Edson Camargo, liderança do quilombo, confirma que não houve qualquer conversa nem com a Secretaria de Educação, nem com a Empresa Imaribo, sobre o que ia acontecer com a escola. Ela estava fechada por conta da pandemia, mas a comunidade chegou a realizar uma reunião no começo do ano para se preparar para a volta ao trabalho. Todo o patrimônio foi destruído: o físico e o imaterial, porque a escola, bem mais do que um prédio, significava uma vitória sobre o preconceito e uma garantia para que a história do quilombo seguisse seu caminho dentro do modo de ser quilombola. Derrubar o prédio é atingir também essa conquista. Jogar as crianças e adultos para a escola nova é destruir todo o processo que vinha sendo constituído desde 2004. “O prédio da escola existe há 40 anos como uma escola pública. Como que da noite para o dia vira propriedade da Imaribo? Como que uma máquina destrói o patrimônio público e não acontece nada? Como que o estado não sabia? Até quando vão nos atacar e tentar nos destruir, inclusive os nossos sonhos?”. 

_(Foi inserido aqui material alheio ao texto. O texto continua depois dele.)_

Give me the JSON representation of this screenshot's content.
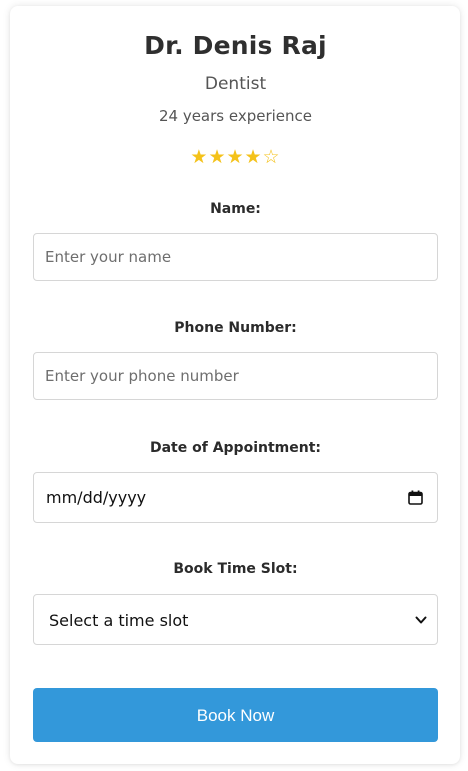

O Movimento Negro Unificado (MNU) realizou nesta terça-feira um encontro virtual juntando representantes do quilombo com apoiadores de vários segmentos, sindicalistas, movimentos sociais, vereadores, deputados estaduais e federais. A intenção é fazer com que destes espaços todos partam ações no sentido de cobrar o governo do estado a explicar o que aconteceu e a garantir um espaço digno para que a Invernada dos Negros possa continuar com seu trabalho dentro da lógica da educação quilombola. 

Tentamos contato com a empresa Imaribo para ouvir sua versão sobre os fatos, mas não conseguimos. Foi pedido o meu número de telefone para um retorno, pois apenas uma pessoa na empresa está autorizada a falar sobre o caso. Mas, até o fechamento da matéria, ninguém ligou. 

A luta segue na Invernada dos Negros.